Os sonetos inflamados de Camões, “Amor é fogo que arde sem se ver/ É ferida que dói e não se sente/ É um contentamento descontente/ É dor que desatina sem doer”, fazem tanto parte do nosso quotidiano quanto a bica depois do almoço. Há sempre uma dor mansa que atravessa a poesia portuguesa, como se a tristeza não pudesse nunca ser dissociada do amor.

É interessante notar que, apesar de sempre termos sido um país dado ao machismo bacoco, as poetisas tiveram direito a voz; ainda no século XVI, Sóror Violante do Céu se confessava, “Não quero sem Silvano já ter vida/ Pois tudo sem Silvano é viva morte”. Florbela Espanca massificou o prazer pela poesia num tempo em que já se faziam best-sellers e está mais viva do que nunca com a sua loucura hiper-romântica. “Minha alma de sonhar-te, anda perdida/ Meus olhos andam cegos de te ver.” Florbela cultivava a tristeza a diário, Natália Correia exaltava o poder feminino. “Andorinha indemne ao sobressalto/ Do tempo, núncia de perene primavera/ Confia.
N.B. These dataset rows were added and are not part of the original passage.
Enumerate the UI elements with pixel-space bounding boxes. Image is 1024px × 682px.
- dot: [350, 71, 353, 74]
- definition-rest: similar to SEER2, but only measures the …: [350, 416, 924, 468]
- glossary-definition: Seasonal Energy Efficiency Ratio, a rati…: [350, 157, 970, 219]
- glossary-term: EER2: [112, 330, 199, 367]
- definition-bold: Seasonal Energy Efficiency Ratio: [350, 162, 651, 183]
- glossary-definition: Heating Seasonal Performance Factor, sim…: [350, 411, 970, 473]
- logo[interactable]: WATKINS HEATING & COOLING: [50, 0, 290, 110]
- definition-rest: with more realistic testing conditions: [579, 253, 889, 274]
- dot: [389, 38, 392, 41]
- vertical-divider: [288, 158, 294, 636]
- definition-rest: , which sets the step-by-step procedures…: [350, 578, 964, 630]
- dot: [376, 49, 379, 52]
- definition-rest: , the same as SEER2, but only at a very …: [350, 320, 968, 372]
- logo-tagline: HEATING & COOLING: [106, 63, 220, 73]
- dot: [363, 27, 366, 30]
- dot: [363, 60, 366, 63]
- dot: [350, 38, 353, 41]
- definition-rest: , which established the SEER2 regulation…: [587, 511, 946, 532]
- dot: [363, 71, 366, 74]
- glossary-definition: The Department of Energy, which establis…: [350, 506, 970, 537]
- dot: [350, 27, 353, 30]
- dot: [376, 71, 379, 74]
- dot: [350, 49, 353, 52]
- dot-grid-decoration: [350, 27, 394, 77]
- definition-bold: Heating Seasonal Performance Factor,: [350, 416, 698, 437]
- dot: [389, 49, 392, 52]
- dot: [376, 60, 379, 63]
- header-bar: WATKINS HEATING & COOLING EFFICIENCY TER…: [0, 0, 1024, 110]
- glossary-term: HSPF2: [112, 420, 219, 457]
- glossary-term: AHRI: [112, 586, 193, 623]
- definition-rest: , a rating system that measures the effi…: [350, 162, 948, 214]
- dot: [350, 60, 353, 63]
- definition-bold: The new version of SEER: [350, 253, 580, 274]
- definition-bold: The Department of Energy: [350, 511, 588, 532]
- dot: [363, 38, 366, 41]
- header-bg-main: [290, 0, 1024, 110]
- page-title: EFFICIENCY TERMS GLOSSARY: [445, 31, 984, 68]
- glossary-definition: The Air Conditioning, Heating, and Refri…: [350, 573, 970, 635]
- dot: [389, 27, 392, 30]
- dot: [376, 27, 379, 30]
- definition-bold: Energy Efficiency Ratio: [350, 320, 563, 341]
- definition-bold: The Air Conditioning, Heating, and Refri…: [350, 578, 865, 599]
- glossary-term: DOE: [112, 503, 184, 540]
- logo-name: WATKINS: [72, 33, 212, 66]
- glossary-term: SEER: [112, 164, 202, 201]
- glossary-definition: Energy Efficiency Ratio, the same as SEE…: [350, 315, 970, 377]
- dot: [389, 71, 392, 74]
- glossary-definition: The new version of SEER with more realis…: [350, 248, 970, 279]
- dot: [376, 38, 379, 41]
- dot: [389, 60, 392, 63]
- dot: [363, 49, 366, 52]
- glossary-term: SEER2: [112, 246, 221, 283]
Eu sou romântica. Não falto.”

As mulheres faltam pouco ao amor, por isso sobre ele escrevem com tanto orgulho. Já os homens vacilam, baralham-se, arrependem-se, mas amam tanto como nós. Fernando Assis Pacheco bem o explicou quando escreveu, “Que me importa agora, que me importas?/ que batam, se não és tu, à porta?”. O amor leva ao abandono e à entrega total, como bem explicou Jorge de Sena em “Como queiras, Amor, como tu queiras/ de frágil que és, não poderás salvar-me./ Será mais duro do que morrer, talvez/ Entregue a ti, porém, eu me dedico”. Bom saber que alguns homens soltam o pássaro que escondem no coração, chegando assim mais perto de si mesmos.